Substitute 4 for ${\chi }_e$, $\frac{{10}^{-9}}{36\pi }$ for ${\epsilon }_{\text{o}}$, and $-20xyz{a}_x-10x^{2}z{a}_y-10\left(x^{2}y-z\right)a_z$ for E in Equation (1).

$\begin{array}{c}P=\left(4\right)\left(\frac{{10}^{-9}}{36\pi }\right)\left[-20xyz{a}_x-10x^{2}z{a}_y-10\left(x^{2}y-z\right)a_z\right]\\ =\left(3.5367\times {10}^{-11}\right)\left[-20xyz{a}_x-10x^{2}z{a}_y-10\left(x^{2}y-z\right)a_z\right]\\ =\left[-0.7073xyz{a}_x-0.3537x^{2}z{a}_y-0.3537\left(x^{2}y-z\right)a_z\right]\times {10}^{-9}\\ =-0.7073xyz{a}_x-0.3537x^{2}z{a}_y-0.3537\left(x^{2}y-z\right)a_z\text{nC}/{\text{m}}^{\text{2}}\end{array}$

Conclusion:

Thus, the value of polarization is

$P=-0.7073xyz{a}_x-0.3537x^{2}z{a}_y-0.3537\left(x^{2}y-z\right)a_z\text{nC}/{\text{m}}^{\text{2}}$.

(d)

To determine

Find the value of volume charge density ${\rho }_v$.

Answer to Problem 22P

The value of volume charge density is ${\rho }_v=-0.8842yz+0.4421\text{nC}/{\text{m}}^{\text{3}}$.

Explanation of Solution

Calculation:

Consider the general expression for volume charge density.

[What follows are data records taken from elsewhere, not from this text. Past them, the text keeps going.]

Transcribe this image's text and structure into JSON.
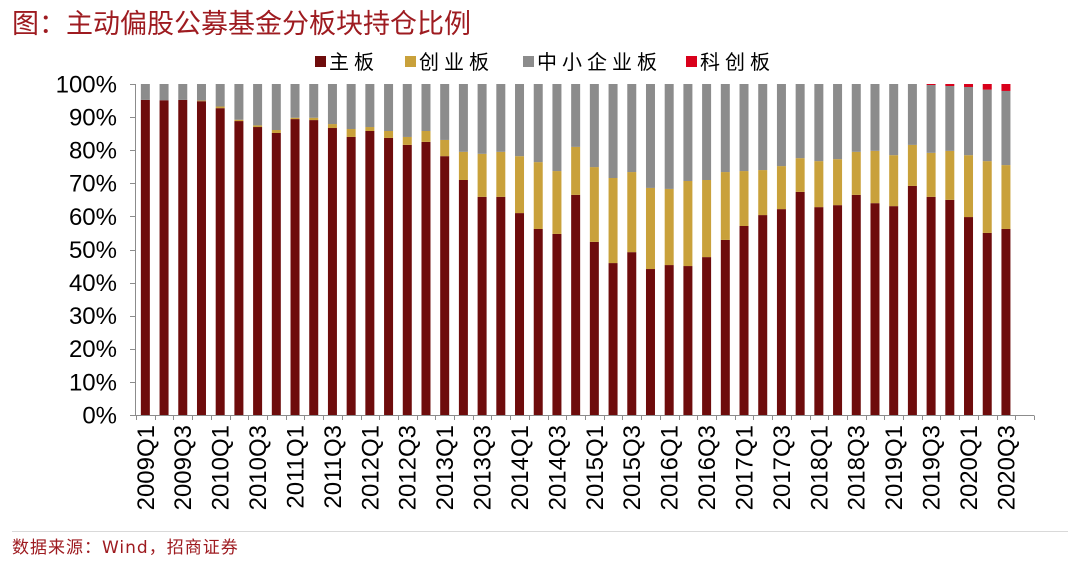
{
  "chart_data": {
    "type": "bar",
    "stacked": true,
    "title": "图：主动偏股公募基金分板块持仓比例",
    "note": "数据来源：Wind，招商证券",
    "xlabel": "",
    "ylabel": "",
    "ylim": [
      0,
      100
    ],
    "grid": false,
    "legend_position": "top-center",
    "y_ticks": [
      0,
      10,
      20,
      30,
      40,
      50,
      60,
      70,
      80,
      90,
      100
    ],
    "y_tick_labels": [
      "0%",
      "10%",
      "20%",
      "30%",
      "40%",
      "50%",
      "60%",
      "70%",
      "80%",
      "90%",
      "100%"
    ],
    "x_axis": {
      "bars_per_tick": 2,
      "tick_labels": [
        "2009Q1",
        "2009Q3",
        "2010Q1",
        "2010Q3",
        "2011Q1",
        "2011Q3",
        "2012Q1",
        "2012Q3",
        "2013Q1",
        "2013Q3",
        "2014Q1",
        "2014Q3",
        "2015Q1",
        "2015Q3",
        "2016Q1",
        "2016Q3",
        "2017Q1",
        "2017Q3",
        "2018Q1",
        "2018Q3",
        "2019Q1",
        "2019Q3",
        "2020Q1",
        "2020Q3"
      ]
    },
    "series": [
      {
        "name": "主板",
        "color": "#6E0C0C",
        "values": [
          95.2,
          95.1,
          95.2,
          94.8,
          92.7,
          88.8,
          87.0,
          85.2,
          89.4,
          89.1,
          86.7,
          84.0,
          85.8,
          83.7,
          81.6,
          82.5,
          78.2,
          71.0,
          65.9,
          65.9,
          61.0,
          56.2,
          54.7,
          66.5,
          52.3,
          45.9,
          49.2,
          44.1,
          45.3,
          45.0,
          47.7,
          52.9,
          57.1,
          60.4,
          62.2,
          67.4,
          62.8,
          63.4,
          66.5,
          64.0,
          63.1,
          69.2,
          65.9,
          65.0,
          59.8,
          55.0,
          56.2
        ]
      },
      {
        "name": "创业板",
        "color": "#C9A13B",
        "values": [
          0,
          0,
          0,
          0.2,
          0.5,
          0.4,
          0.5,
          0.9,
          0.4,
          0.7,
          1.2,
          2.4,
          1.2,
          2.1,
          2.4,
          3.3,
          4.9,
          8.5,
          13.0,
          13.6,
          17.2,
          20.2,
          19.0,
          14.5,
          22.6,
          25.7,
          24.2,
          24.5,
          23.0,
          25.7,
          23.3,
          20.5,
          16.6,
          13.6,
          13.0,
          10.2,
          13.9,
          13.9,
          13.0,
          15.8,
          15.4,
          12.4,
          13.3,
          14.8,
          18.7,
          21.7,
          19.3
        ]
      },
      {
        "name": "中小企业板",
        "color": "#8C8C8C",
        "values": [
          4.8,
          4.9,
          4.8,
          5.0,
          6.8,
          10.8,
          12.5,
          13.9,
          10.2,
          10.2,
          12.1,
          13.6,
          13.0,
          14.2,
          16.0,
          14.2,
          16.9,
          20.5,
          21.1,
          20.5,
          21.8,
          23.6,
          26.3,
          19.0,
          25.1,
          28.4,
          26.6,
          31.4,
          31.7,
          29.3,
          29.0,
          26.6,
          26.3,
          26.0,
          24.8,
          22.4,
          23.3,
          22.7,
          20.5,
          20.2,
          21.5,
          18.4,
          20.5,
          19.6,
          20.6,
          21.6,
          22.4
        ]
      },
      {
        "name": "科创板",
        "color": "#D9001B",
        "values": [
          0,
          0,
          0,
          0,
          0,
          0,
          0,
          0,
          0,
          0,
          0,
          0,
          0,
          0,
          0,
          0,
          0,
          0,
          0,
          0,
          0,
          0,
          0,
          0,
          0,
          0,
          0,
          0,
          0,
          0,
          0,
          0,
          0,
          0,
          0,
          0,
          0,
          0,
          0,
          0,
          0,
          0,
          0.3,
          0.6,
          0.9,
          1.7,
          2.1
        ]
      }
    ]
  },
  "colors": {
    "title": "#9E1B20",
    "source": "#9E1B20",
    "axis": "#8C8C8C"
  }
}
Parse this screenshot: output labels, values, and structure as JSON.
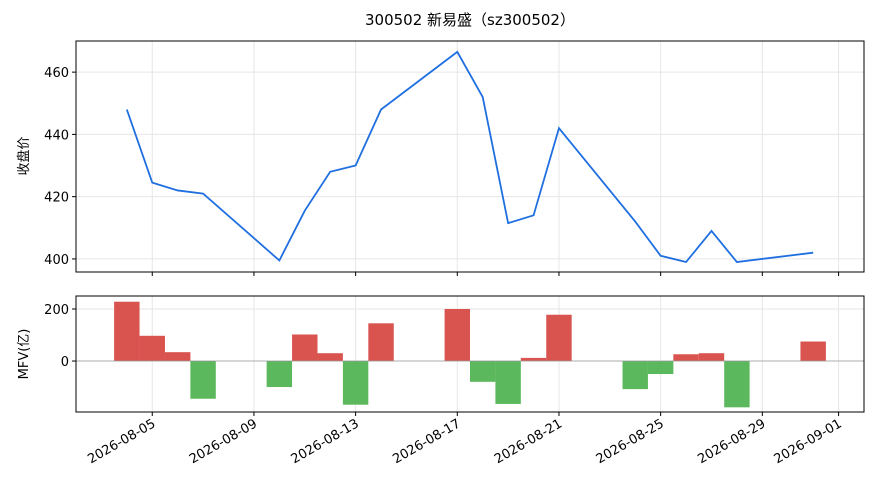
{
  "chart_data": [
    {
      "type": "line",
      "title": "300502 新易盛（sz300502）",
      "ylabel": "收盘价",
      "x": [
        "2026-08-04",
        "2026-08-05",
        "2026-08-06",
        "2026-08-07",
        "2026-08-10",
        "2026-08-11",
        "2026-08-12",
        "2026-08-13",
        "2026-08-14",
        "2026-08-17",
        "2026-08-18",
        "2026-08-19",
        "2026-08-20",
        "2026-08-21",
        "2026-08-24",
        "2026-08-25",
        "2026-08-26",
        "2026-08-27",
        "2026-08-28",
        "2026-08-31"
      ],
      "values": [
        448,
        424.5,
        422,
        421,
        399.5,
        415.5,
        428,
        430,
        448,
        466.5,
        452,
        411.5,
        414,
        442,
        412,
        401,
        399,
        409,
        399,
        402
      ],
      "color": "#1f6fe0",
      "xlim": [
        "2026-08-02",
        "2026-09-02"
      ],
      "ylim": [
        395.8,
        470
      ],
      "yticks": [
        400,
        420,
        440,
        460
      ],
      "grid": true
    },
    {
      "type": "bar",
      "ylabel": "MFV(亿)",
      "x": [
        "2026-08-04",
        "2026-08-05",
        "2026-08-06",
        "2026-08-07",
        "2026-08-10",
        "2026-08-11",
        "2026-08-12",
        "2026-08-13",
        "2026-08-14",
        "2026-08-17",
        "2026-08-18",
        "2026-08-19",
        "2026-08-20",
        "2026-08-21",
        "2026-08-24",
        "2026-08-25",
        "2026-08-26",
        "2026-08-27",
        "2026-08-28",
        "2026-08-31"
      ],
      "values": [
        228,
        97,
        34,
        -145,
        -100,
        102,
        30,
        -168,
        145,
        200,
        -80,
        -165,
        12,
        178,
        -108,
        -50,
        26,
        30,
        -178,
        75
      ],
      "positive_color": "#d9534f",
      "negative_color": "#5cb85c",
      "xlim": [
        "2026-08-02",
        "2026-09-02"
      ],
      "ylim": [
        -196,
        250
      ],
      "yticks": [
        0,
        200
      ],
      "xticks": [
        "2026-08-05",
        "2026-08-09",
        "2026-08-13",
        "2026-08-17",
        "2026-08-21",
        "2026-08-25",
        "2026-08-29",
        "2026-09-01"
      ],
      "grid": true
    }
  ]
}
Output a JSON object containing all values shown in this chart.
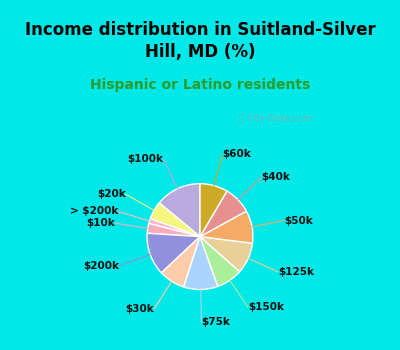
{
  "title": "Income distribution in Suitland-Silver\nHill, MD (%)",
  "subtitle": "Hispanic or Latino residents",
  "title_color": "#000000",
  "subtitle_color": "#2a9d2a",
  "background_top": "#00e8e8",
  "background_chart": "#dff0e8",
  "watermark": "ⓘ City-Data.com",
  "labels": [
    "$100k",
    "$20k",
    "> $200k",
    "$10k",
    "$200k",
    "$30k",
    "$75k",
    "$150k",
    "$125k",
    "$50k",
    "$40k",
    "$60k"
  ],
  "values": [
    14.0,
    5.5,
    1.5,
    3.0,
    13.0,
    8.0,
    10.5,
    8.0,
    9.5,
    10.0,
    8.5,
    8.5
  ],
  "colors": [
    "#b8aade",
    "#f5f580",
    "#ffb8c8",
    "#ffaabf",
    "#9090dd",
    "#ffccaa",
    "#aad4ff",
    "#aaee99",
    "#e8d098",
    "#f5aa66",
    "#e89090",
    "#ccaa28"
  ],
  "startangle": 90,
  "label_fontsize": 7.5,
  "title_fontsize": 12,
  "subtitle_fontsize": 10
}
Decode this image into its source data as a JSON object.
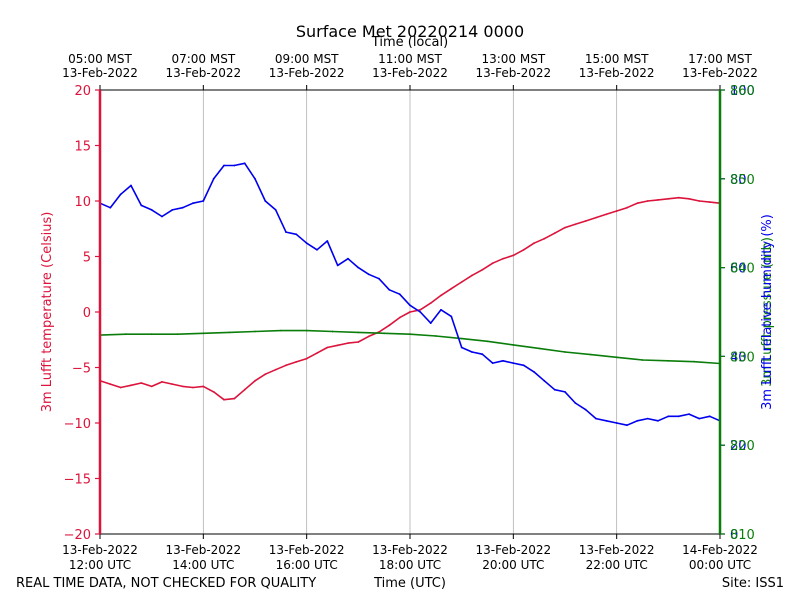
{
  "figure": {
    "title": "Surface Met 20220214 0000",
    "footer_left": "REAL TIME DATA, NOT CHECKED FOR QUALITY",
    "footer_right": "Site: ISS1"
  },
  "colors": {
    "temperature": "#dc143c",
    "pressure": "#0a7d0a",
    "humidity": "#0000ee",
    "grid": "#b0b0b0"
  },
  "chart_data": {
    "type": "line",
    "xlabel": "Time (UTC)",
    "x2label": "Time (local)",
    "xlim_hours": [
      12.0,
      24.0
    ],
    "x_ticks": [
      {
        "h": 12,
        "utc": [
          "13-Feb-2022",
          "12:00 UTC"
        ],
        "local": [
          "05:00 MST",
          "13-Feb-2022"
        ]
      },
      {
        "h": 14,
        "utc": [
          "13-Feb-2022",
          "14:00 UTC"
        ],
        "local": [
          "07:00 MST",
          "13-Feb-2022"
        ]
      },
      {
        "h": 16,
        "utc": [
          "13-Feb-2022",
          "16:00 UTC"
        ],
        "local": [
          "09:00 MST",
          "13-Feb-2022"
        ]
      },
      {
        "h": 18,
        "utc": [
          "13-Feb-2022",
          "18:00 UTC"
        ],
        "local": [
          "11:00 MST",
          "13-Feb-2022"
        ]
      },
      {
        "h": 20,
        "utc": [
          "13-Feb-2022",
          "20:00 UTC"
        ],
        "local": [
          "13:00 MST",
          "13-Feb-2022"
        ]
      },
      {
        "h": 22,
        "utc": [
          "13-Feb-2022",
          "22:00 UTC"
        ],
        "local": [
          "15:00 MST",
          "13-Feb-2022"
        ]
      },
      {
        "h": 24,
        "utc": [
          "14-Feb-2022",
          "00:00 UTC"
        ],
        "local": [
          "17:00 MST",
          "13-Feb-2022"
        ]
      }
    ],
    "grid": true,
    "axes": [
      {
        "id": "temp",
        "label": "3m Lufft temperature (Celsius)",
        "side": "left",
        "color": "#dc143c",
        "ylim": [
          -20,
          20
        ],
        "ticks": [
          -20,
          -15,
          -10,
          -5,
          0,
          5,
          10,
          15,
          20
        ]
      },
      {
        "id": "pres",
        "label": "3m Lufft pressure (mb)",
        "side": "right",
        "color": "#0a7d0a",
        "ylim": [
          810,
          860
        ],
        "ticks": [
          810,
          820,
          830,
          840,
          850,
          860
        ]
      },
      {
        "id": "rh",
        "label": "3m Lufft relative humidity (%)",
        "side": "right",
        "color": "#0000ee",
        "ylim": [
          0,
          100
        ],
        "ticks": [
          0,
          20,
          40,
          60,
          80,
          100
        ]
      }
    ],
    "series": [
      {
        "name": "3m Lufft temperature (Celsius)",
        "axis": "temp",
        "color": "#dc143c",
        "x": [
          12.0,
          12.2,
          12.4,
          12.6,
          12.8,
          13.0,
          13.2,
          13.4,
          13.6,
          13.8,
          14.0,
          14.2,
          14.4,
          14.6,
          14.8,
          15.0,
          15.2,
          15.4,
          15.6,
          15.8,
          16.0,
          16.2,
          16.4,
          16.6,
          16.8,
          17.0,
          17.2,
          17.4,
          17.6,
          17.8,
          18.0,
          18.2,
          18.4,
          18.6,
          18.8,
          19.0,
          19.2,
          19.4,
          19.6,
          19.8,
          20.0,
          20.2,
          20.4,
          20.6,
          20.8,
          21.0,
          21.2,
          21.4,
          21.6,
          21.8,
          22.0,
          22.2,
          22.4,
          22.6,
          22.8,
          23.0,
          23.2,
          23.4,
          23.6,
          23.8,
          24.0
        ],
        "y": [
          -6.2,
          -6.5,
          -6.8,
          -6.6,
          -6.4,
          -6.7,
          -6.3,
          -6.5,
          -6.7,
          -6.8,
          -6.7,
          -7.2,
          -7.9,
          -7.8,
          -7.0,
          -6.2,
          -5.6,
          -5.2,
          -4.8,
          -4.5,
          -4.2,
          -3.7,
          -3.2,
          -3.0,
          -2.8,
          -2.7,
          -2.2,
          -1.8,
          -1.2,
          -0.5,
          0.0,
          0.2,
          0.8,
          1.5,
          2.1,
          2.7,
          3.3,
          3.8,
          4.4,
          4.8,
          5.1,
          5.6,
          6.2,
          6.6,
          7.1,
          7.6,
          7.9,
          8.2,
          8.5,
          8.8,
          9.1,
          9.4,
          9.8,
          10.0,
          10.1,
          10.2,
          10.3,
          10.2,
          10.0,
          9.9,
          9.8
        ]
      },
      {
        "name": "3m Lufft pressure (mb)",
        "axis": "pres",
        "color": "#0a7d0a",
        "x": [
          12.0,
          12.5,
          13.0,
          13.5,
          14.0,
          14.5,
          15.0,
          15.5,
          16.0,
          16.5,
          17.0,
          17.5,
          18.0,
          18.5,
          19.0,
          19.5,
          20.0,
          20.5,
          21.0,
          21.5,
          22.0,
          22.5,
          23.0,
          23.5,
          24.0
        ],
        "y": [
          832.4,
          832.5,
          832.5,
          832.5,
          832.6,
          832.7,
          832.8,
          832.9,
          832.9,
          832.8,
          832.7,
          832.6,
          832.5,
          832.3,
          832.0,
          831.7,
          831.3,
          830.9,
          830.5,
          830.2,
          829.9,
          829.6,
          829.5,
          829.4,
          829.2
        ]
      },
      {
        "name": "3m Lufft relative humidity (%)",
        "axis": "rh",
        "color": "#0000ee",
        "x": [
          12.0,
          12.2,
          12.4,
          12.6,
          12.8,
          13.0,
          13.2,
          13.4,
          13.6,
          13.8,
          14.0,
          14.2,
          14.4,
          14.6,
          14.8,
          15.0,
          15.2,
          15.4,
          15.6,
          15.8,
          16.0,
          16.2,
          16.4,
          16.6,
          16.8,
          17.0,
          17.2,
          17.4,
          17.6,
          17.8,
          18.0,
          18.2,
          18.4,
          18.6,
          18.8,
          19.0,
          19.2,
          19.4,
          19.6,
          19.8,
          20.0,
          20.2,
          20.4,
          20.6,
          20.8,
          21.0,
          21.2,
          21.4,
          21.6,
          21.8,
          22.0,
          22.2,
          22.4,
          22.6,
          22.8,
          23.0,
          23.2,
          23.4,
          23.6,
          23.8,
          24.0
        ],
        "y": [
          74.5,
          73.5,
          76.5,
          78.5,
          74.0,
          73.0,
          71.5,
          73.0,
          73.5,
          74.5,
          75.0,
          80.0,
          83.0,
          83.0,
          83.5,
          80.0,
          75.0,
          73.0,
          68.0,
          67.5,
          65.5,
          64.0,
          66.0,
          60.5,
          62.0,
          60.0,
          58.5,
          57.5,
          55.0,
          54.0,
          51.5,
          50.0,
          47.5,
          50.5,
          49.0,
          42.0,
          41.0,
          40.5,
          38.5,
          39.0,
          38.5,
          38.0,
          36.5,
          34.5,
          32.5,
          32.0,
          29.5,
          28.0,
          26.0,
          25.5,
          25.0,
          24.5,
          25.5,
          26.0,
          25.5,
          26.5,
          26.5,
          27.0,
          26.0,
          26.5,
          25.5
        ]
      }
    ]
  }
}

${\rho }_v=-\epsilon {\nabla }^{2}V$        (3)

Refer to Part (a),

$-\nabla V=-20xyz{a}_x-10x^{2}z{a}_y-10\left(x^{2}y-z\right)a_z\frac{\text{V}}{\text{m}}$

Therefore,

$\begin{array}{c}{\nabla }^{2}V=\frac{\partial }{\partial x}\left(20xyz\right)+\frac{\partial }{\partial y}\left(10x^{2}z\right)+\frac{\partial }{\partial z}10\left(x^{2}y-z\right)\\ =20yz+\left(0\right)+\left(0-10\right)\\ =20yz-10\end{array}$

Substitute $5{\epsilon }_{\text{o}}$ for $\epsilon$ and $20yz-10$ for ${\nabla }^{2}V$ in Equation (3).

${\rho }_v=-\left(5{\epsilon }_{\text{o}}\right)\left(20yz-10\right)$

Substitute $\frac{{10}^{-9}}{36\pi }$ for ${\epsilon }_{\text{o}}$ in above equation.

$\begin{array}{c}{\rho }_v=-\left(5\times \frac{{10}^{-9}}{36\pi }\right)\left(20yz-10\right)\\ =-\left(4.4209\times {10}^{-11}\right)\left(20yz-10\right)\\ =\left(-0.8842yz+0.4421\right)\times {10}^{-9}\\ =-0.8842yz+0.4421\text{nC}/{\text{m}}^{\text{3}}\end{array}$

Conclusion:

Thus, the value of volume charge density is ${\rho }_v=-0.8842yz+0.4421\text{nC}/{\text{m}}^{\text{3}}$.